What has been the highlight of your career in the industry to date?

 

While my role in dunnhumby’s success was incredibly exciting, my recent work as data champion representing over 350 companies for the London insurance market is incredible. In 2015, a market coalition came together to create solutions for all firms to operate across the market more efficiently. It involved collaboration across all companies and data underpins the whole project. To succeed, we needed to centralise and share a mass of data across the market. I have led a number of initiatives: achieving a common data ownership framework essential for the electronic sharing of data (no small feat when you consider the scale of the task involved); creating an open-access digital market data glossary to standardise terminology; and conformed global messaging and API standards for the interchange of data.

 

If you could give your younger self some advice about how to progress in this industry, what would it be?

 

Be inquisitive and open to different elements of data. A career can be very exciting and will continue to develop given technological advancements. Don’t assume that you need to be a statistical whizz or a computer nerd - understanding the world around you and what makes people work is more what a career in data is all about.

 

Did 2018 turn out the way you expected? If not, in what ways was it different?

 

In many ways, yes. It was as predicted. GDPR came and went and, while it did raise the profile of data and its use/abuse/value, the predicted challenges over not being ready did not really get the press coverage. GDPR did take up a significant amount of our organisation’s budget and activity, but other investments in data quality, data accessibility and value exploitation were fruitful. We also started to see more rational discussion over the impact of AI, the different flavours and likely impact areas. Maybe the top of the hype curve has been reached and we’re now into real opportunities?

 

What do you expect 2019 to be like for the industry?

 

I believe 2019 will see further real examples of the benefits of both artificial and augmented intelligence, with much greater understanding and potentially tolerance where consumers and individuals benefit.

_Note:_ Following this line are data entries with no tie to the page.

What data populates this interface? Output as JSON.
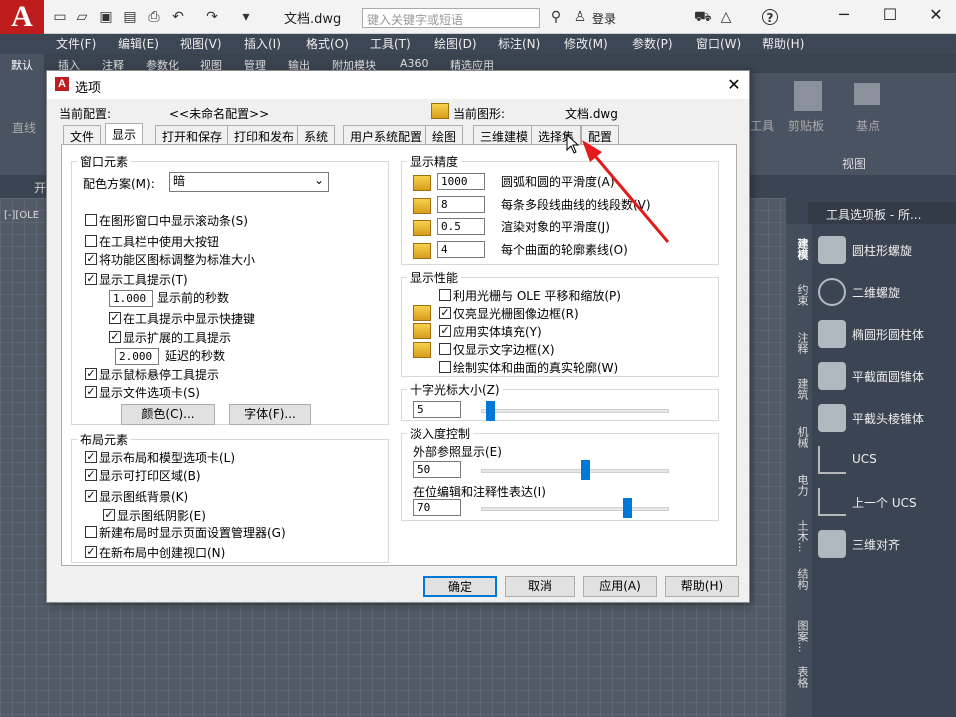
{
  "app": {
    "logo": "A",
    "filename": "文档.dwg",
    "search_placeholder": "键入关键字或短语",
    "login": "登录",
    "help": "?"
  },
  "menubar": [
    "文件(F)",
    "编辑(E)",
    "视图(V)",
    "插入(I)",
    "格式(O)",
    "工具(T)",
    "绘图(D)",
    "标注(N)",
    "修改(M)",
    "参数(P)",
    "窗口(W)",
    "帮助(H)"
  ],
  "ribbon_tabs": [
    "默认",
    "插入",
    "注释",
    "参数化",
    "视图",
    "管理",
    "输出",
    "附加模块",
    "A360",
    "精选应用"
  ],
  "ribbon": {
    "line": "直线",
    "clipboard": "剪贴板",
    "base": "基点",
    "view": "视图",
    "tools": "工具"
  },
  "drawing": {
    "filetab": "开",
    "viewport_label": "[-][OLE"
  },
  "palette": {
    "title": "工具选项板 - 所...",
    "sidetabs": [
      "建模",
      "约束",
      "注释",
      "建筑",
      "机械",
      "电力",
      "土木...",
      "结构",
      "图案...",
      "表格"
    ],
    "items": [
      "圆柱形螺旋",
      "二维螺旋",
      "椭圆形圆柱体",
      "平截面圆锥体",
      "平截头棱锥体",
      "UCS",
      "上一个 UCS",
      "三维对齐"
    ]
  },
  "dialog": {
    "title": "选项",
    "current_profile_label": "当前配置:",
    "current_profile_value": "<<未命名配置>>",
    "current_drawing_label": "当前图形:",
    "current_drawing_value": "文档.dwg",
    "tabs": [
      "文件",
      "显示",
      "打开和保存",
      "打印和发布",
      "系统",
      "用户系统配置",
      "绘图",
      "三维建模",
      "选择集",
      "配置"
    ],
    "window_elements": {
      "title": "窗口元素",
      "color_scheme_label": "配色方案(M):",
      "color_scheme_value": "暗",
      "checks": [
        {
          "label": "在图形窗口中显示滚动条(S)",
          "checked": false
        },
        {
          "label": "在工具栏中使用大按钮",
          "checked": false
        },
        {
          "label": "将功能区图标调整为标准大小",
          "checked": true
        },
        {
          "label": "显示工具提示(T)",
          "checked": true
        }
      ],
      "tooltip_delay_value": "1.000",
      "tooltip_delay_label": "显示前的秒数",
      "sub_checks": [
        {
          "label": "在工具提示中显示快捷键",
          "checked": true
        },
        {
          "label": "显示扩展的工具提示",
          "checked": true
        }
      ],
      "extended_delay_value": "2.000",
      "extended_delay_label": "延迟的秒数",
      "checks2": [
        {
          "label": "显示鼠标悬停工具提示",
          "checked": true
        },
        {
          "label": "显示文件选项卡(S)",
          "checked": true
        }
      ],
      "colors_button": "颜色(C)...",
      "fonts_button": "字体(F)..."
    },
    "layout_elements": {
      "title": "布局元素",
      "checks": [
        {
          "label": "显示布局和模型选项卡(L)",
          "checked": true
        },
        {
          "label": "显示可打印区域(B)",
          "checked": true
        },
        {
          "label": "显示图纸背景(K)",
          "checked": true
        },
        {
          "label": "显示图纸阴影(E)",
          "checked": true
        },
        {
          "label": "新建布局时显示页面设置管理器(G)",
          "checked": false
        },
        {
          "label": "在新布局中创建视口(N)",
          "checked": true
        }
      ]
    },
    "display_resolution": {
      "title": "显示精度",
      "rows": [
        {
          "value": "1000",
          "label": "圆弧和圆的平滑度(A)"
        },
        {
          "value": "8",
          "label": "每条多段线曲线的线段数(V)"
        },
        {
          "value": "0.5",
          "label": "渲染对象的平滑度(J)"
        },
        {
          "value": "4",
          "label": "每个曲面的轮廓素线(O)"
        }
      ]
    },
    "display_performance": {
      "title": "显示性能",
      "checks": [
        {
          "label": "利用光栅与 OLE 平移和缩放(P)",
          "checked": false
        },
        {
          "label": "仅亮显光栅图像边框(R)",
          "checked": true
        },
        {
          "label": "应用实体填充(Y)",
          "checked": true
        },
        {
          "label": "仅显示文字边框(X)",
          "checked": false
        },
        {
          "label": "绘制实体和曲面的真实轮廓(W)",
          "checked": false
        }
      ]
    },
    "crosshair": {
      "title": "十字光标大小(Z)",
      "value": "5",
      "level": 5
    },
    "fade": {
      "title": "淡入度控制",
      "xref_label": "外部参照显示(E)",
      "xref_value": "50",
      "xref_level": 50,
      "inplace_label": "在位编辑和注释性表达(I)",
      "inplace_value": "70",
      "inplace_level": 70
    },
    "buttons": {
      "ok": "确定",
      "cancel": "取消",
      "apply": "应用(A)",
      "help": "帮助(H)"
    }
  }
}
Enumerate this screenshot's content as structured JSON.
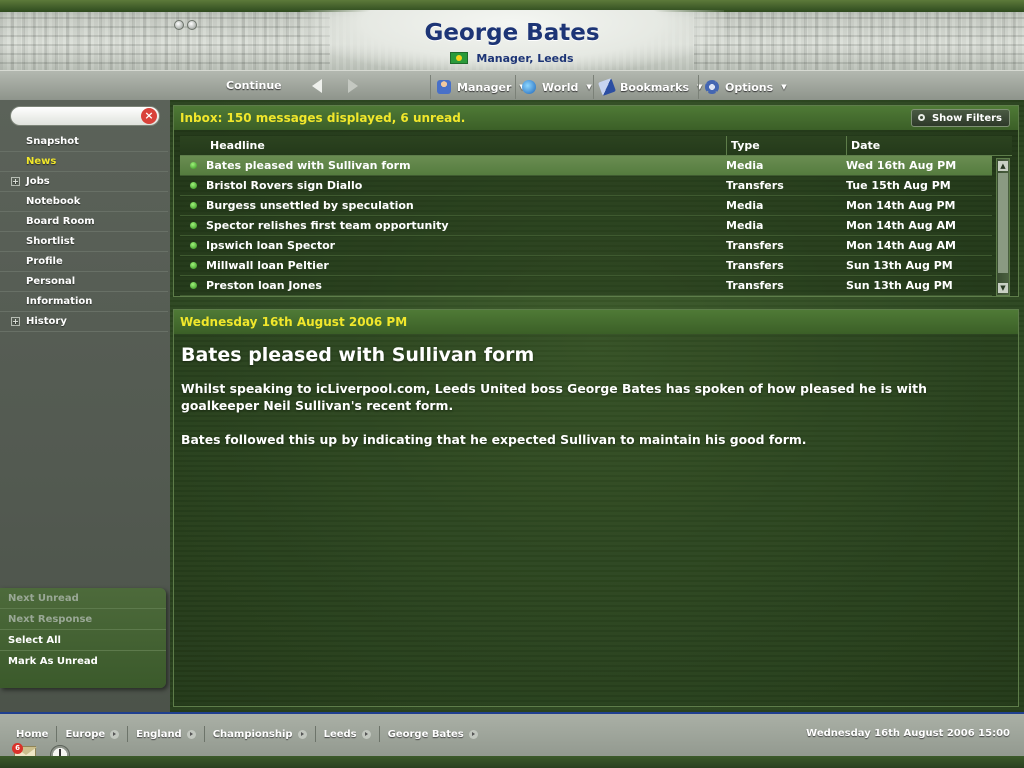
{
  "header": {
    "manager_name": "George Bates",
    "manager_sub": "Manager, Leeds",
    "flag_icon": "brazil-flag-icon"
  },
  "menubar": {
    "continue_label": "Continue",
    "back_icon": "left-arrow-icon",
    "forward_icon": "right-arrow-icon",
    "menus": [
      {
        "label": "Manager",
        "icon": "manager-icon"
      },
      {
        "label": "World",
        "icon": "globe-icon"
      },
      {
        "label": "Bookmarks",
        "icon": "bookmarks-icon"
      },
      {
        "label": "Options",
        "icon": "gear-icon"
      }
    ]
  },
  "sidebar": {
    "search": {
      "value": "",
      "placeholder": ""
    },
    "items": [
      {
        "label": "Snapshot",
        "active": false,
        "expandable": false
      },
      {
        "label": "News",
        "active": true,
        "expandable": false
      },
      {
        "label": "Jobs",
        "active": false,
        "expandable": true
      },
      {
        "label": "Notebook",
        "active": false,
        "expandable": false
      },
      {
        "label": "Board Room",
        "active": false,
        "expandable": false
      },
      {
        "label": "Shortlist",
        "active": false,
        "expandable": false
      },
      {
        "label": "Profile",
        "active": false,
        "expandable": false
      },
      {
        "label": "Personal",
        "active": false,
        "expandable": false
      },
      {
        "label": "Information",
        "active": false,
        "expandable": false
      },
      {
        "label": "History",
        "active": false,
        "expandable": true
      }
    ],
    "actions": [
      {
        "label": "Next Unread",
        "enabled": false
      },
      {
        "label": "Next Response",
        "enabled": false
      },
      {
        "label": "Select All",
        "enabled": true
      },
      {
        "label": "Mark As Unread",
        "enabled": true
      }
    ]
  },
  "inbox": {
    "title": "Inbox: 150 messages displayed, 6 unread.",
    "show_filters_label": "Show Filters",
    "columns": {
      "headline": "Headline",
      "type": "Type",
      "date": "Date"
    },
    "rows": [
      {
        "headline": "Bates pleased with Sullivan form",
        "type": "Media",
        "date": "Wed 16th Aug PM",
        "selected": true
      },
      {
        "headline": "Bristol Rovers sign Diallo",
        "type": "Transfers",
        "date": "Tue 15th Aug PM",
        "selected": false
      },
      {
        "headline": "Burgess unsettled by speculation",
        "type": "Media",
        "date": "Mon 14th Aug PM",
        "selected": false
      },
      {
        "headline": "Spector relishes first team opportunity",
        "type": "Media",
        "date": "Mon 14th Aug AM",
        "selected": false
      },
      {
        "headline": "Ipswich loan Spector",
        "type": "Transfers",
        "date": "Mon 14th Aug AM",
        "selected": false
      },
      {
        "headline": "Millwall loan Peltier",
        "type": "Transfers",
        "date": "Sun 13th Aug PM",
        "selected": false
      },
      {
        "headline": "Preston loan Jones",
        "type": "Transfers",
        "date": "Sun 13th Aug PM",
        "selected": false
      }
    ]
  },
  "article": {
    "date": "Wednesday 16th August 2006 PM",
    "headline": "Bates pleased with Sullivan form",
    "paragraphs": [
      "Whilst speaking to icLiverpool.com, Leeds United boss George Bates has spoken of how pleased he is with goalkeeper Neil Sullivan's recent form.",
      "Bates followed this up by indicating that he expected Sullivan to maintain his good form."
    ]
  },
  "footer": {
    "breadcrumbs": [
      "Home",
      "Europe",
      "England",
      "Championship",
      "Leeds",
      "George Bates"
    ],
    "game_date": "Wednesday 16th August 2006 15:00",
    "mail_badge": "6",
    "mail_icon": "mail-icon",
    "stopwatch_icon": "stopwatch-icon"
  },
  "colors": {
    "accent_yellow": "#f1e72b",
    "title_blue": "#1d3576",
    "panel_green": "#3b5f27"
  }
}
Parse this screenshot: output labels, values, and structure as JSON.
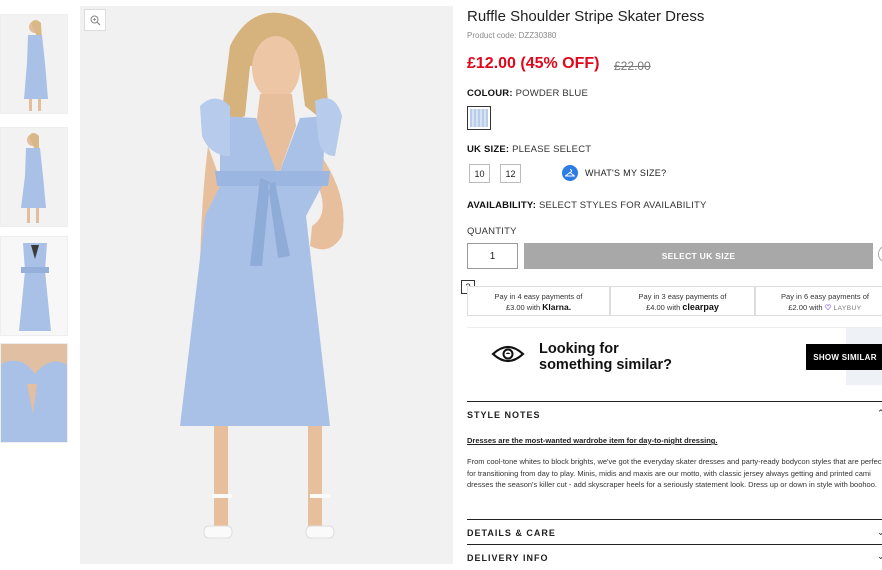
{
  "product": {
    "title": "Ruffle Shoulder Stripe Skater Dress",
    "code": "Product code: DZZ30380",
    "price": "£12.00 (45% OFF)",
    "old_price": "£22.00"
  },
  "colour": {
    "label": "COLOUR:",
    "value": "POWDER BLUE"
  },
  "size": {
    "label": "UK SIZE:",
    "value": "PLEASE SELECT",
    "options": [
      "10",
      "12"
    ],
    "whats_my_size": "WHAT'S MY SIZE?"
  },
  "availability": {
    "label": "AVAILABILITY:",
    "value": "SELECT STYLES FOR AVAILABILITY"
  },
  "quantity": {
    "label": "QUANTITY",
    "value": "1"
  },
  "select_button": "SELECT UK SIZE",
  "help_mark": "?",
  "payments": [
    {
      "line1": "Pay in 4 easy payments of",
      "amount": "£3.00 with",
      "brand": "Klarna."
    },
    {
      "line1": "Pay in 3 easy payments of",
      "amount": "£4.00 with",
      "brand": "clearpay"
    },
    {
      "line1": "Pay in 6 easy payments of",
      "amount": "£2.00 with",
      "brand": "LAYBUY"
    }
  ],
  "similar": {
    "line1": "Looking for",
    "line2": "something similar?",
    "button": "SHOW SIMILAR"
  },
  "style_notes": {
    "heading": "STYLE NOTES",
    "link": "Dresses are the most-wanted wardrobe item for day-to-night dressing.",
    "body": "From cool-tone whites to block brights, we've got the everyday skater dresses and party-ready bodycon styles that are perfect for transitioning from day to play. Minis, midis and maxis are our motto, with classic jersey always getting and printed cami dresses the season's killer cut - add skyscraper heels for a seriously statement look. Dress up or down in style with boohoo."
  },
  "details_heading": "DETAILS & CARE",
  "delivery_heading": "DELIVERY INFO",
  "icons": [
    "zoom-icon",
    "hanger-icon",
    "eye-icon",
    "chevron-up-icon",
    "chevron-down-icon",
    "heart-icon"
  ],
  "colors": {
    "price_red": "#e0061b",
    "button_grey": "#a8a8a8",
    "dress_blue": "#a9c1e6",
    "klarna_blue": "#2d7be5"
  }
}
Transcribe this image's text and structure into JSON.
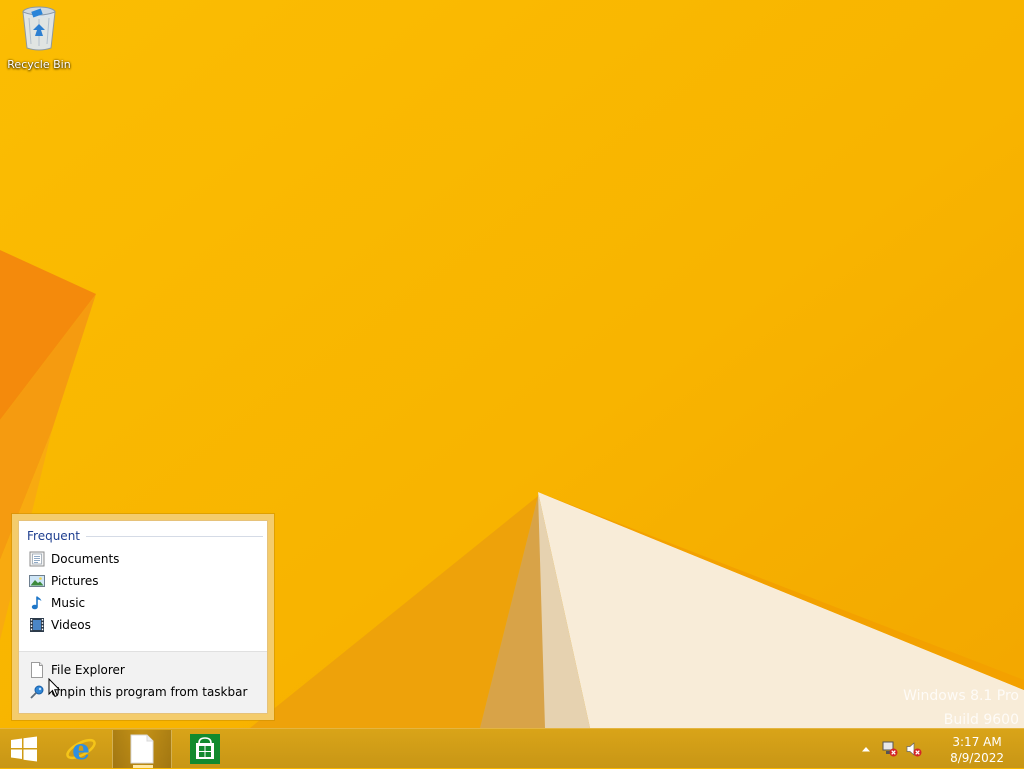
{
  "desktop": {
    "icons": [
      {
        "label": "Recycle Bin",
        "icon": "recycle-bin-icon"
      }
    ]
  },
  "jumplist": {
    "heading": "Frequent",
    "items": [
      {
        "label": "Documents",
        "icon": "documents-library-icon"
      },
      {
        "label": "Pictures",
        "icon": "pictures-library-icon"
      },
      {
        "label": "Music",
        "icon": "music-library-icon"
      },
      {
        "label": "Videos",
        "icon": "videos-library-icon"
      }
    ],
    "tasks": [
      {
        "label": "File Explorer",
        "icon": "file-explorer-icon"
      },
      {
        "label": "Unpin this program from taskbar",
        "icon": "unpin-icon"
      }
    ]
  },
  "watermark": {
    "line1": "Windows 8.1 Pro",
    "line2": "Build 9600"
  },
  "taskbar": {
    "buttons": [
      {
        "name": "start",
        "icon": "windows-logo-icon"
      },
      {
        "name": "internet-explorer",
        "icon": "internet-explorer-icon"
      },
      {
        "name": "file-explorer",
        "icon": "file-explorer-icon",
        "active": true
      },
      {
        "name": "store",
        "icon": "store-icon"
      }
    ],
    "tray": {
      "icons": [
        "show-hidden-icons-chevron-icon",
        "network-disconnected-icon",
        "speaker-muted-icon"
      ],
      "time": "3:17 AM",
      "date": "8/9/2022"
    }
  },
  "colors": {
    "wallpaper": "#f7b500",
    "taskbar": "#cf9c17",
    "jumplist_frame": "#f4cc6c",
    "jumplist_heading": "#1e3e8f"
  }
}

However, data losses and cyber ransoms will continue to make headlines and all organisations need to vigilant and proactive in protecting their customers and brand.

 

Talent and skills are always a challenge to find - how are you tackling this in your organisation?

 

Finding skills in data science and analytics, where people have personal as well as technical skills, is always a challenge. We also find it hard to recruit people into the increasing area of data governance, where an understanding of business processes, compliance and data regulations is required. We’re tackling this in a variety of ways, from using specialist graduate training companies (who teach soft skills as well as technical skills), to ensuring that as many of the team are getting external exposure at events, showcasing what a great place Lloyd’s is to work.

 

What aspect of data, analytics or their use are you most optimistic about and why?

 

It may sound a little clichéd, but the use of data and analytics to resolve large-scale human challenges, whether healthcare or environmental problems, is becoming more fruitful and acceptable. While GDPR had a massive impact on our industry, it helped to get people understand that their data can be part of a wider, safer community of data for this benefit - which is a fantastic outcome.